El Portavoz del Salvador se estaba despidiendo: «Y bien, camaradas de a bordo, suena, en el Puerto del Buen Reposo, la hora de plegar velas…».

Fue el hedor lo primero que percibió Manuel: la espesa fetidez de lo podrido. El chico había olido algo semejante en una ocasión, cuando, muerta y medio devorada por los perros, una cabra empezó a descomponerse en el campo de un vecino. Llegado a la escotilla, tendió las botellas, que nadie tomó, sin embargo.

El hedor le hacía lagrimear. Al alzar la mirada, vio los pies.

«… Hasta mañana, cuando levemos anclas, para singlar juntos los bajíos de la vida…».

Manuel se detuvo al pie de la escotilla, helado. Una gota de sangre cayó en la alfombra, frente a él. Una mano alcanzó el amplio cinto de cuero y retiró de él un arma totalmente desconocida para el muchacho. Un pulgar hizo retroceder el percutor y Manuel sintió el cuerpo recorrido por un escalofrío. Cerró los ojos y, todo en la fracción de un segundo, oyó un chasquido, luego un psst y, por último, un resonante boom.

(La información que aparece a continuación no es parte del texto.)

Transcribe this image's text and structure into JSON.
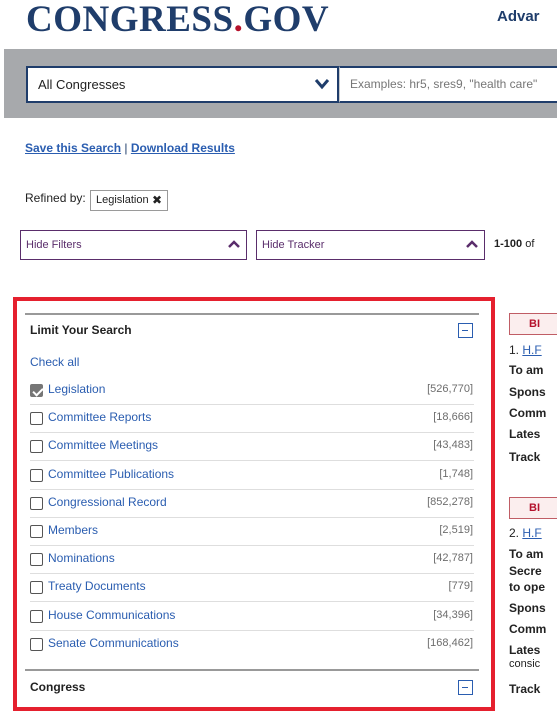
{
  "header": {
    "logo_main": "CONGRESS",
    "logo_dot": ".",
    "logo_tld": "GOV",
    "advanced": "Advar"
  },
  "search": {
    "congress_select": "All Congresses",
    "placeholder": "Examples: hr5, sres9, \"health care\""
  },
  "actions": {
    "save_search": "Save this Search",
    "separator": "|",
    "download": "Download Results"
  },
  "refined": {
    "label": "Refined by:",
    "chip": "Legislation",
    "chip_remove": "✖"
  },
  "filters": {
    "hide_filters": "Hide Filters",
    "hide_tracker": "Hide Tracker",
    "count_bold": "1-100",
    "count_rest": " of"
  },
  "limit": {
    "title": "Limit Your Search",
    "check_all": "Check all",
    "items": [
      {
        "label": "Legislation",
        "count": "[526,770]",
        "checked": true
      },
      {
        "label": "Committee Reports",
        "count": "[18,666]",
        "checked": false
      },
      {
        "label": "Committee Meetings",
        "count": "[43,483]",
        "checked": false
      },
      {
        "label": "Committee Publications",
        "count": "[1,748]",
        "checked": false
      },
      {
        "label": "Congressional Record",
        "count": "[852,278]",
        "checked": false
      },
      {
        "label": "Members",
        "count": "[2,519]",
        "checked": false
      },
      {
        "label": "Nominations",
        "count": "[42,787]",
        "checked": false
      },
      {
        "label": "Treaty Documents",
        "count": "[779]",
        "checked": false
      },
      {
        "label": "House Communications",
        "count": "[34,396]",
        "checked": false
      },
      {
        "label": "Senate Communications",
        "count": "[168,462]",
        "checked": false
      }
    ]
  },
  "congress_section": {
    "title": "Congress"
  },
  "results": {
    "r1": {
      "badge": "BI",
      "num": "1. ",
      "link": "H.F",
      "lines": [
        "To am",
        "Spons",
        "Comm",
        "Lates",
        "Track"
      ]
    },
    "r2": {
      "badge": "BI",
      "num": "2. ",
      "link": "H.F",
      "lines": [
        "To am",
        "Secre",
        "to ope",
        "Spons",
        "Comm",
        "Lates",
        "consic",
        "Track"
      ]
    }
  },
  "colors": {
    "brand_blue": "#1f3d6b",
    "brand_red": "#b5122c",
    "link_blue": "#2a5db0",
    "filter_purple": "#5a2d6b",
    "highlight_red": "#e5202e"
  }
}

Al caer de espaldas se dio de cabeza contra el borde de la escotilla. Según se desplomaba en la cala percibió ruido de vidrios rotos y olor de alcohol que se mezclaba con otro, de sulfuro. Sintió dolores en la cabeza y un espasmo en los intestinos.

Y todavía alcanzó a oír: «… y recuerden, camaradas de a bordo, que el viento sopla siempre a favor cuando Jesús es el patrón de la nave».